You're right, I guess it is really just aesthetics 8) which I wouldn't mind having!
Either way you end up adjusting something..


----------



## jryoung (Feb 8, 2015)

It's not just the dials/controls - the standard is manual temperature control, and the delux is climate control (which is so sophisticated that you don't really notice it once set, where as with manual you probably make minor adjustments all the time for demist, ac, etc)


----------



## marrog08 (Jul 26, 2009)

I spoke to Hazzy Dayz some time ago with regard this retrofit and they quoted me £125 to fit my supplied vents and they would try to code, at this point they had never attempted it but said it should be possible as they go to the same controller.

I guess they must have tried to fit some and found it is not possible, Manu did say that it couldn't be done in an earlier thread.

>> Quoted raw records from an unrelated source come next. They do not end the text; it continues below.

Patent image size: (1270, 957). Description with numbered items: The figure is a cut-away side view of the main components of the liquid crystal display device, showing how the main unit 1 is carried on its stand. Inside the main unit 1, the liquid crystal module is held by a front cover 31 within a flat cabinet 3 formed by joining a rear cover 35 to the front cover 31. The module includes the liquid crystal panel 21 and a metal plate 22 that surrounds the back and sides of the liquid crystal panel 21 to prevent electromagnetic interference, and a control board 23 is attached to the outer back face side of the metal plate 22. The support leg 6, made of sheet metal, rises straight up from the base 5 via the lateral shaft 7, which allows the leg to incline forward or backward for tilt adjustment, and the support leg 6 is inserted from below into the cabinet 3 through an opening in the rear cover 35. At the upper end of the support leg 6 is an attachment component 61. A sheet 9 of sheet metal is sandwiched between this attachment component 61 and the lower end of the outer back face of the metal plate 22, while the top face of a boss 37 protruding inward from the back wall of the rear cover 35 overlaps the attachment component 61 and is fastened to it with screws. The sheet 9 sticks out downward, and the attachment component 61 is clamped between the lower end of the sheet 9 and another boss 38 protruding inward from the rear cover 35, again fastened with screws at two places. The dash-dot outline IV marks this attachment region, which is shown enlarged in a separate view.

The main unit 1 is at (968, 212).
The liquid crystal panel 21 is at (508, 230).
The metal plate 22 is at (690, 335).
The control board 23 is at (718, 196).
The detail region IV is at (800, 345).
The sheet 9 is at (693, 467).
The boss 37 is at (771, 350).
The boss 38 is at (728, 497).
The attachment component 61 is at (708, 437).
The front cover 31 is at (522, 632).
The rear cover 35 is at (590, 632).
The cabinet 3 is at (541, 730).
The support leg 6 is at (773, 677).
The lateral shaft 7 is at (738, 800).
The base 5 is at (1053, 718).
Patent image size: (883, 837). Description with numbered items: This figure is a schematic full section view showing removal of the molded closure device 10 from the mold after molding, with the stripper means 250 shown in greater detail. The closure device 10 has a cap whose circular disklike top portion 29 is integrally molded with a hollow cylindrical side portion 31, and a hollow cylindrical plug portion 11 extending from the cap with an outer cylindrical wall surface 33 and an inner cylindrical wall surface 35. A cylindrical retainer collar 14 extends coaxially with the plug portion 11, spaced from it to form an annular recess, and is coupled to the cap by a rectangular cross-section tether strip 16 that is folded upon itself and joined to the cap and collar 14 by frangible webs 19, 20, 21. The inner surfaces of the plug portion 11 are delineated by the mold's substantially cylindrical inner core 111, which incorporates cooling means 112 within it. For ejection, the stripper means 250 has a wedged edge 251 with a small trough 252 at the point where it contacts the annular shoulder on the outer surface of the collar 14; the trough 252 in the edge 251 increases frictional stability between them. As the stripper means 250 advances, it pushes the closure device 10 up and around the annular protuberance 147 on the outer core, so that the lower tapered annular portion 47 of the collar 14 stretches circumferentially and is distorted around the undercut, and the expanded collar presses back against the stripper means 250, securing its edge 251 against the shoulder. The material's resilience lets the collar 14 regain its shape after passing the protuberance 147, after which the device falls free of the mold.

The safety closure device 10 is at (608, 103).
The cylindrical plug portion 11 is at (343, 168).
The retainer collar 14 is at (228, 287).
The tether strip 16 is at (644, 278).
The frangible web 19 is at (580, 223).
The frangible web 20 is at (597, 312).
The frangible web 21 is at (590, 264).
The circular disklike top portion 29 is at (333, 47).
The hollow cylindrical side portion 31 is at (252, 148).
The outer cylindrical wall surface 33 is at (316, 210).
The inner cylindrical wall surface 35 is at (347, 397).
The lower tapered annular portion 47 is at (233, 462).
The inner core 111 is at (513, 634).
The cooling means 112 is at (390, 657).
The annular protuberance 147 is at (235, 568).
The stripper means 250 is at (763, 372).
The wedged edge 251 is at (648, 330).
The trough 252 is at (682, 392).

I think I will give them a ring to see what is involved.


----------



## TTSRobS (Jul 13, 2017)

marrog08 said:


> I spoke to Hazzy Dayz some time ago with regard this retrofit and they quoted me £125 to fit my supplied vents and they would try to code, at this point they had never attempted it but said it should be possible as they go to the same controller.
> 
> I guess they must have tried to fit some and found it is not possible, Manu did say that it couldn't be done in an earlier thread. I think I will give them a ring to see what is involved.


I got a similar response of 'we can order the vents and try fitting them' a few days ago so I'm not sure if it's something Hazzy Days has ever actually attempted...
A Google search didn't give any results either.
Half tempted to just get some vents and give it a try


----------



## marrog08 (Jul 26, 2009)

I bought a full set off eBay Germany absoloutley mint condition for £80.00 inc p&p and as I said HD seem to thing it was possible, maybe need to speak to them again.


----------



## TTSRobS (Jul 13, 2017)

marrog08 said:


> I bought a full set off eBay Germany absoloutley mint condition for £80.00 inc p&p and as I said HD seem to thing it was possible, maybe need to speak to them again.


Nice, I've seem a few tempting sets on eBay Germany too.
I just wonder if the fitment between LHD and RHD would be any different? Part numbers begin 8S1 for LHD and 8S2 for RHD...
Only one way to find out!


----------



## marrog08 (Jul 26, 2009)

I believe it's only the center control section you need as it pulls out, you should be able to leave your original vents in place or at the worst take them out split and refit so I don't think the LHD would be an issue.

It's doing my head in not knowing whether it can be done or not, maybe I have to be the guinea pig with HD, they are really good they have done work for me before.


----------



## jonstatt (Mar 30, 2017)

What about the interior temperature sensor for the climate control? Is that sensor in a car without deluxe air conditioning?


----------



## Toshiba (Jul 8, 2004)

marrog08 said:


> HD, they are really good they have done work for me before.


  
Cowboys, beware...!


----------



## marrog08 (Jul 26, 2009)

Cowboys? Really? Tell me more, I had a sat nav fitted in a mk2 and led lights and all was good


----------



## TTSRobS (Jul 13, 2017)

After some research this retrofit is not going to be so simple [smiley=bigcry.gif] 
Aside from the vents a few extra parts would be required.
These are the links to the part diagrams for vehicles with air conditioning and car with electronically regulated air conditioning to show their differences:

https://audi.7zap.com/en/rdw/audi+tt+tt ... 820010/#12

https://audi.7zap.com/en/rdw/audi+tt+tt ... 820020/#30

The list of parts would include the intake duct, servo motor, controller motor for temperature, levers for air distribution, wiring, temp sensor...
Whilst probably not impossible to change out and code it's not going to be a simple or cheap job either.


----------



## carrock (Mar 17, 2011)

Hazzy Days intimated to me it is doable but such a pain in the arse it would be prohibitively expensive


----------



## jwa1 (Nov 2, 2019)

Did anyone manage to retrofit deluxe climate control?


----------